[CUDA] Implemented _[bi]mma* builtins.

These builtins provide access to the new integer and
sub-integer variants of MMA (matrix multiply-accumulate) instructions
provided by CUDA-10.x on sm_75 (AKA Turing) GPUs.

Also added a feature for PTX 6.4. While Clang/LLVM does not generate
any PTX instructions that need it, we still need to pass it through to
ptxas in order to be able to compile code that uses the new 'mma'
instruction as inline assembly (e.g used by NVIDIA's CUTLASS library
https://github.com/NVIDIA/cutlass/blob/master/cutlass/arch/mma.h#L101)

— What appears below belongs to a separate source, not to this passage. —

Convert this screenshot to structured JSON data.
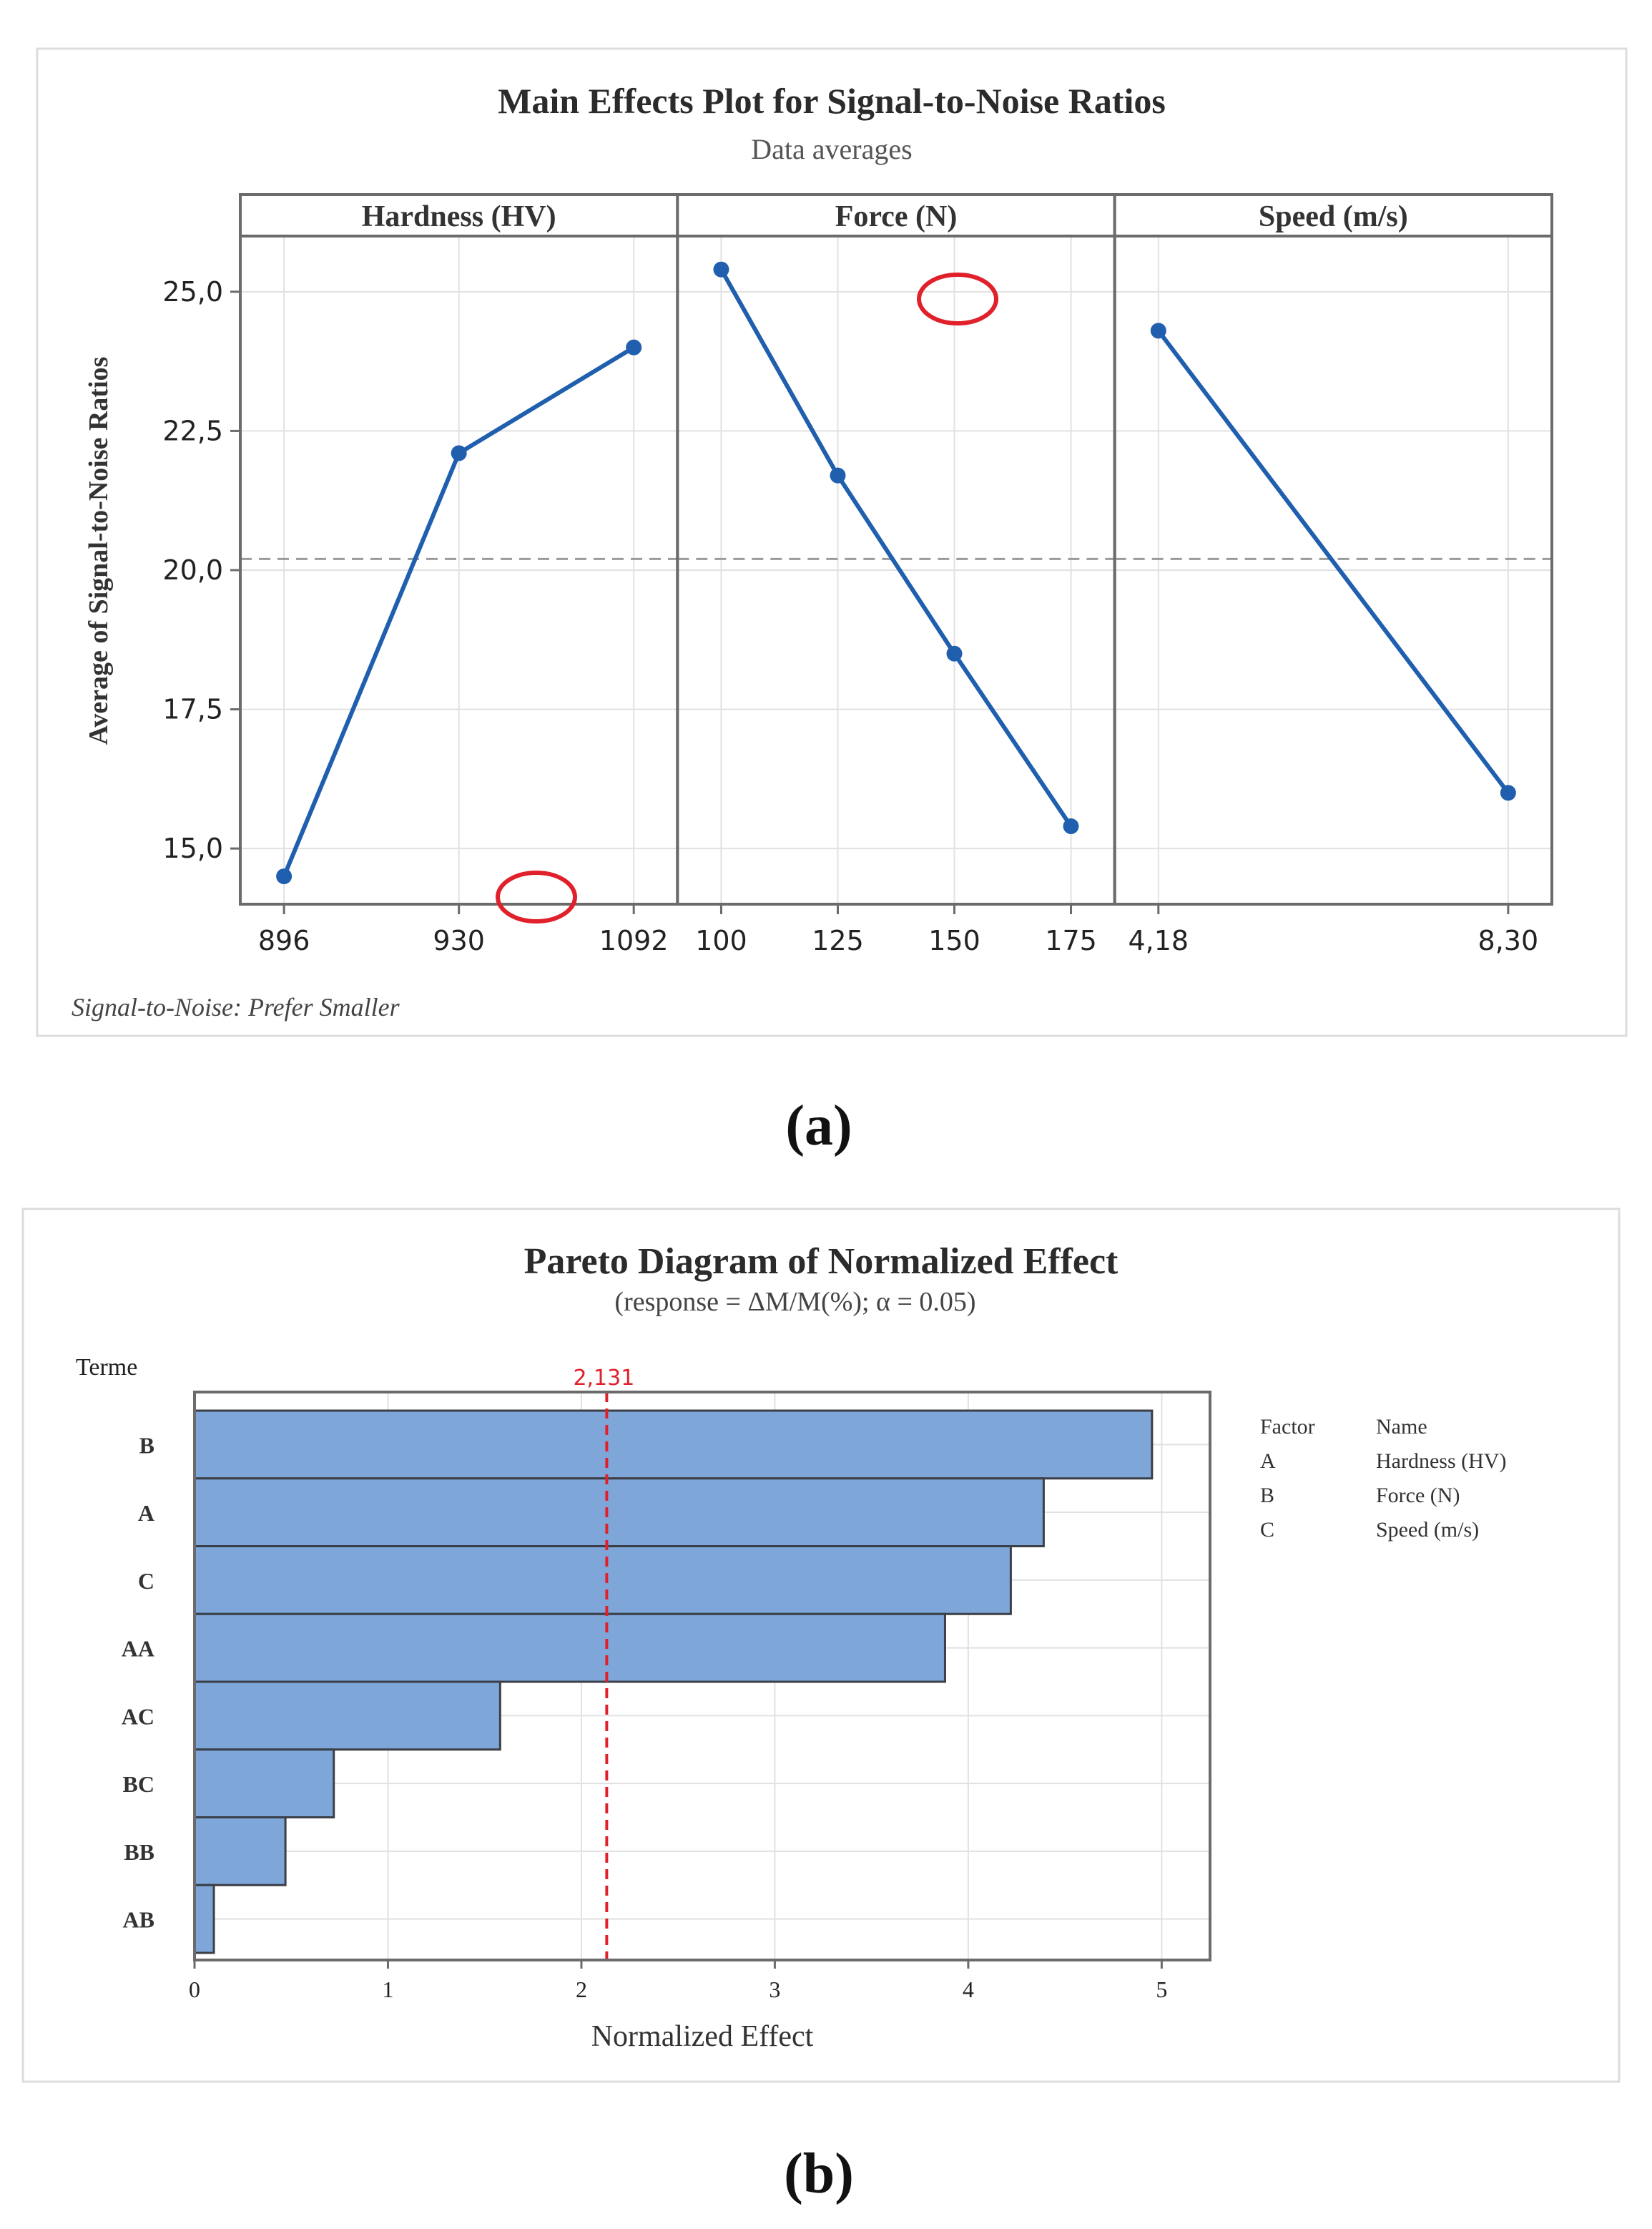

Differential Revision: https://reviews.llvm.org/D60279

llvm-svn: 359248
diff --git a/clang/lib/Driver/ToolChains/Cuda.cpp b/clang/lib/Driver/ToolChains/Cuda.cpp
index 7d01f4b..42eaf71 100644
--- a/clang/lib/Driver/ToolChains/Cuda.cpp
+++ b/clang/lib/Driver/ToolChains/Cuda.cpp
@@ -644,19 +644,25 @@
   CC1Args.push_back("-mlink-builtin-bitcode");
   CC1Args.push_back(DriverArgs.MakeArgString(LibDeviceFile));
 
-  // Libdevice in CUDA-7.0 requires PTX version that's more recent than LLVM
-  // defaults to. Use PTX4.2 by default, which is the PTX version that came with
-  // CUDA-7.0.
-  const char *PtxFeature = "+ptx42";
-  // TODO(tra): CUDA-10+ needs PTX 6.3 to support new features. However that
-  // requires fair amount of work on LLVM side. We'll keep using PTX 6.1 until
-  // all prerequisites are in place.
-  if (CudaInstallation.version() >= CudaVersion::CUDA_91) {
-    // CUDA-9.1 uses new instructions that are only available in PTX6.1+
-    PtxFeature = "+ptx61";
-  } else if (CudaInstallation.version() >= CudaVersion::CUDA_90) {
-    // CUDA-9.0 uses new instructions that are only available in PTX6.0+
-    PtxFeature = "+ptx60";
+  // New CUDA versions often introduce new instructions that are only supported
+  // by new PTX version, so we need to raise PTX level to enable them in NVPTX
+  // back-end.
+  const char *PtxFeature = nullptr;
+  switch(CudaInstallation.version()) {
+    case CudaVersion::CUDA_101:
+      PtxFeature = "+ptx64";
+      break;
+    case CudaVersion::CUDA_100:
+      PtxFeature = "+ptx63";
+      break;
+    case CudaVersion::CUDA_91:
+      PtxFeature = "+ptx61";
+      break;
+    case CudaVersion::CUDA_90:
+      PtxFeature = "+ptx60";
+      break;
+    default:
+      PtxFeature = "+ptx42";
   }
   CC1Args.append({"-target-feature", PtxFeature});
   if (DriverArgs.hasFlag(options::OPT_fcuda_short_ptr,